Last year was seen by many as the start of shift from chatbots to more capable agents entering the workforce, with Cisco expecting that shift to accelerate. In addition, physical AI robots are starting to emerge in specific use cases in some vertical markets.

Jeff Schultz, senior vice-president of portfolio strategy for Cisco’s product organisation, said this was going to be a year of change, with increased agentic AI adoption: “We are firmly moving from the era of chat bots, where humans engage with AI to ask questions and get information, to a world of agentic AI, where workflows are now getting automated and agents can perform tasks on behalf of human workers.

“At the same time, we’re seeing the emergence of physical AI, where robotics and other mechanical forms of AI are becoming prevalent in many use cases in the general workplace, as well as in lots of specialised industries. This is fundamentally changing the way all our customers must think about their infrastructure. We are massively optimistic about this change and think it’s going to create a huge amount of productivity globally,” he added.

Those shifts spell out an opportunity for the vendor’s partners, but the vendor warned there were constraints that were currently holding back AI adoption, with the event outlining the solutions it was rolling out to overcome those hurdles. The vendor indicated that 98% of its business across Europe is going via partners, underlining the importance partners play in delivering its technology to customers. Schultz said there were infrastructure constraints, which were exacerbated by the agents’ abilities to work for long periods of time, placing higher demands on compute power.

“We also have a trust deficit, and so we know our customers are pushing very hard to adopt AI, but at the same time, they know there are issues that they must think about. They need to think about safety and security,” he said.

“Are the models that are behind the AI agents behaving properly? Are they susceptible to attack by bad actors? And as we see agents enter the workforce, things like agent identity and trust and behaviour become issues that need to be very carefully governed by our customers.”

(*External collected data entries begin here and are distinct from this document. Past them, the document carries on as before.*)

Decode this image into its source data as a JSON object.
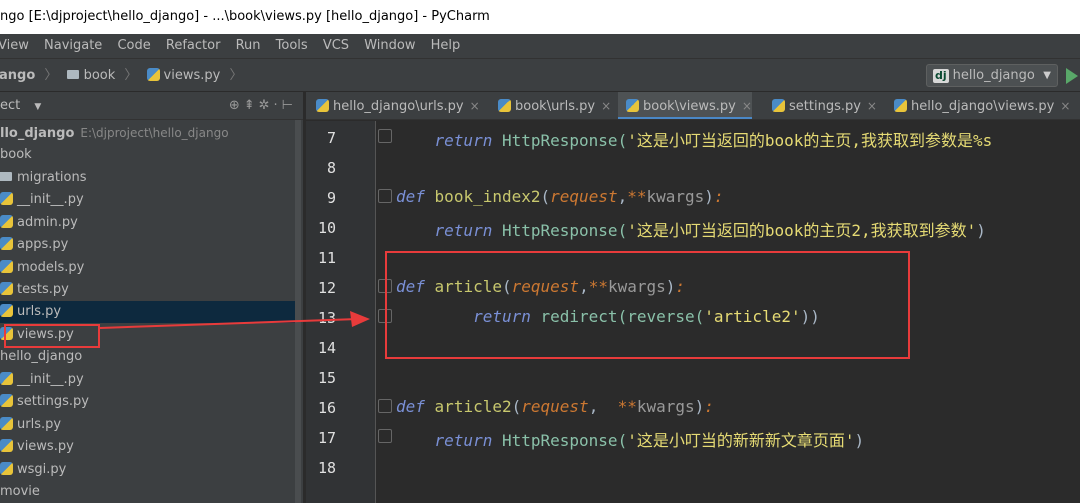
{
  "window": {
    "title": "ngo [E:\\djproject\\hello_django] - ...\\book\\views.py [hello_django] - PyCharm"
  },
  "menu": [
    "View",
    "Navigate",
    "Code",
    "Refactor",
    "Run",
    "Tools",
    "VCS",
    "Window",
    "Help"
  ],
  "breadcrumb": {
    "project": "ango",
    "folder": "book",
    "file": "views.py"
  },
  "run_config": {
    "badge": "dj",
    "name": "hello_django"
  },
  "project_panel": {
    "header": "ect",
    "root_label": "llo_django",
    "root_path": "E:\\djproject\\hello_django",
    "items": [
      "book",
      "migrations",
      "__init__.py",
      "admin.py",
      "apps.py",
      "models.py",
      "tests.py",
      "urls.py",
      "views.py",
      "hello_django",
      "__init__.py",
      "settings.py",
      "urls.py",
      "views.py",
      "wsgi.py",
      "movie"
    ]
  },
  "tabs": [
    {
      "label": "hello_django\\urls.py",
      "active": false
    },
    {
      "label": "book\\urls.py",
      "active": false
    },
    {
      "label": "book\\views.py",
      "active": true
    },
    {
      "label": "settings.py",
      "active": false
    },
    {
      "label": "hello_django\\views.py",
      "active": false
    }
  ],
  "code_lines": [
    {
      "num": "7"
    },
    {
      "num": "8"
    },
    {
      "num": "9"
    },
    {
      "num": "10"
    },
    {
      "num": "11"
    },
    {
      "num": "12"
    },
    {
      "num": "13"
    },
    {
      "num": "14"
    },
    {
      "num": "15"
    },
    {
      "num": "16"
    },
    {
      "num": "17"
    },
    {
      "num": "18"
    }
  ],
  "code": {
    "l7_kw": "return",
    "l7_call": "HttpResponse(",
    "l7_str": "'这是小叮当返回的book的主页,我获取到参数是%s",
    "l9_def": "def",
    "l9_name": "book_index2",
    "l9_params": "request",
    "l9_kwargs": "kwargs",
    "l10_kw": "return",
    "l10_call": "HttpResponse(",
    "l10_str": "'这是小叮当返回的book的主页2,我获取到参数'",
    "l12_def": "def",
    "l12_name": "article",
    "l12_params": "request",
    "l12_kwargs": "kwargs",
    "l13_kw": "return",
    "l13_call": "redirect(reverse(",
    "l13_str": "'article2'",
    "l16_def": "def",
    "l16_name": "article2",
    "l16_params": "request",
    "l16_kwargs": "kwargs",
    "l17_kw": "return",
    "l17_call": "HttpResponse(",
    "l17_str": "'这是小叮当的新新新文章页面'"
  },
  "colors": {
    "annotation": "#e83b3b",
    "selection": "#0d293e",
    "tab_underline": "#4a88c7"
  }
}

In response to these considerations, Schultz said Cisco had reimagined its portfolio to support AI-ready datacentres and to provide digital resilience and ensure there was secure global connectivity.

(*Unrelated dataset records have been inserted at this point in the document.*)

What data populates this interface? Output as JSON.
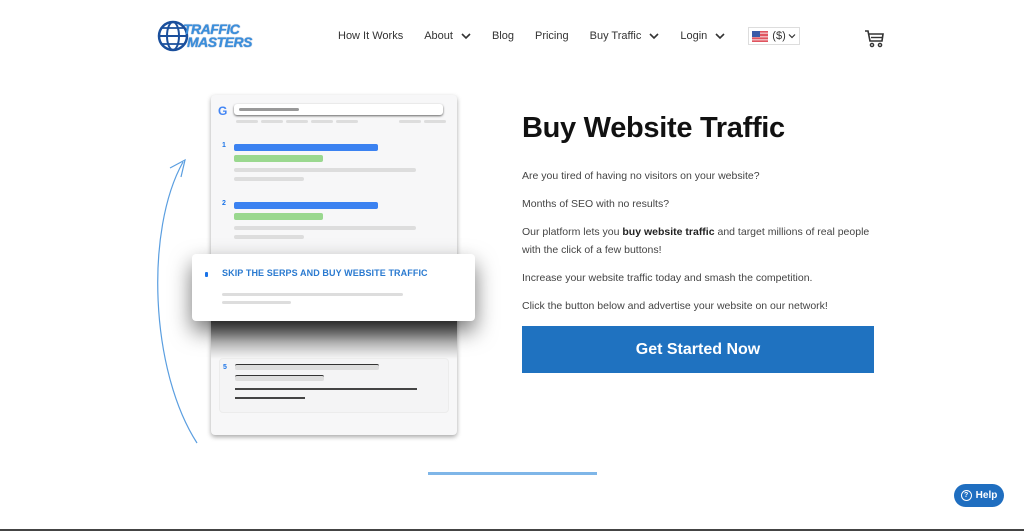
{
  "header": {
    "logo": {
      "line1": "TRAFFIC",
      "line2": "MASTERS"
    },
    "nav": [
      {
        "label": "How It Works",
        "has_dropdown": false
      },
      {
        "label": "About",
        "has_dropdown": true
      },
      {
        "label": "Blog",
        "has_dropdown": false
      },
      {
        "label": "Pricing",
        "has_dropdown": false
      },
      {
        "label": "Buy Traffic",
        "has_dropdown": true
      },
      {
        "label": "Login",
        "has_dropdown": true
      }
    ],
    "currency": {
      "flag": "us-flag",
      "label": "($)"
    },
    "cart_icon": "shopping-cart-icon"
  },
  "illustration": {
    "search_logo": "G",
    "results": [
      {
        "num": "1"
      },
      {
        "num": "2"
      },
      {
        "num": "5"
      }
    ],
    "card": {
      "title": "SKIP THE SERPS AND BUY WEBSITE TRAFFIC"
    }
  },
  "hero": {
    "title": "Buy Website Traffic",
    "p1": "Are you tired of having no visitors on your website?",
    "p2": "Months of SEO with no results?",
    "p3_before": "Our platform lets you ",
    "p3_bold": "buy website traffic",
    "p3_after": " and target millions of real people with the click of a few buttons!",
    "p4": "Increase your website traffic today and smash the competition.",
    "p5": "Click the button below and advertise your website on our network!",
    "cta_label": "Get Started Now"
  },
  "help": {
    "label": "Help",
    "icon": "?"
  },
  "colors": {
    "accent": "#1f72c0",
    "divider": "#7fb6e8",
    "result_blue": "#3b82f1",
    "result_green": "#9ad88f"
  }
}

“One of the things that we are really focused on is building what we call a ‘platform advantage’ across all these products,” he said. “So, for our customers, as you start to use more of our Cisco products, you should see a compounding benefit of doing that. And that is something we’ve been very heavily focused on.”

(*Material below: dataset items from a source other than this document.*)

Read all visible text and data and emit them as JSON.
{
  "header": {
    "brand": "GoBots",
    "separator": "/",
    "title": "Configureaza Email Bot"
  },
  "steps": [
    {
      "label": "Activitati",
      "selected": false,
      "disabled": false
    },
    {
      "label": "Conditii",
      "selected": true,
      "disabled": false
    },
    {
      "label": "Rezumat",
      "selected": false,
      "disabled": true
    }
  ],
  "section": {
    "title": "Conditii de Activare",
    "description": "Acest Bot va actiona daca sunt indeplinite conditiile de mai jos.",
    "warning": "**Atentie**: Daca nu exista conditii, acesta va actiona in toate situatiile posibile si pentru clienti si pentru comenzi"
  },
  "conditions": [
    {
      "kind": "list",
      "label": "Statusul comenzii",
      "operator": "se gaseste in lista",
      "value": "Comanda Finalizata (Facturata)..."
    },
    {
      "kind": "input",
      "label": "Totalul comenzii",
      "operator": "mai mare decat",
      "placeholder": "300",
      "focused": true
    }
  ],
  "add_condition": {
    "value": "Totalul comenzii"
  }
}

Kevin Wollenweber. senior vice-president and general manager of datacentre and internet infrastructure, said that it was still early days building out AI, but the number of agent-driven workloads was rising.

“We are at the early stages of AI build outs, and AI build outs across a large set of our customer bases,” he said. “The bulk of the investment has been around building LLMs, training LLMs and really within the large hyperscalers, the deal clouds and these model builders themselves.

“What we’re starting to see are these agentic workloads taking hold inside of our datacentres, and people realising how to harness the models that are being built and the technologies for real, useful outcomes. And so, in 2026, you’re going to see a lot more real-world examples of how people are using agents,” he added.

Wollenweber said that the opportunities are around both infrastructure and security being able to “connect and protect” customers, and this would in turn accelerate the adoption of AI.

Cisco live announcements

There has been a lot of talk about the increasing move to Agentic AI, but underneath that, Cisco has used the event to launch a range of products to enhance its ability to support market demands.

  • The Silicon One G300 switch can power gigawatt-scale AI clusters for training and real-time agentic workloads maximising GPU allocation.
  • There are AgenticOps enhancements across networking, security, and observability.
  • The vendor is adding more security with enhancements to its AI Defense solution and its Secure Access Service Edge (SASE) offering.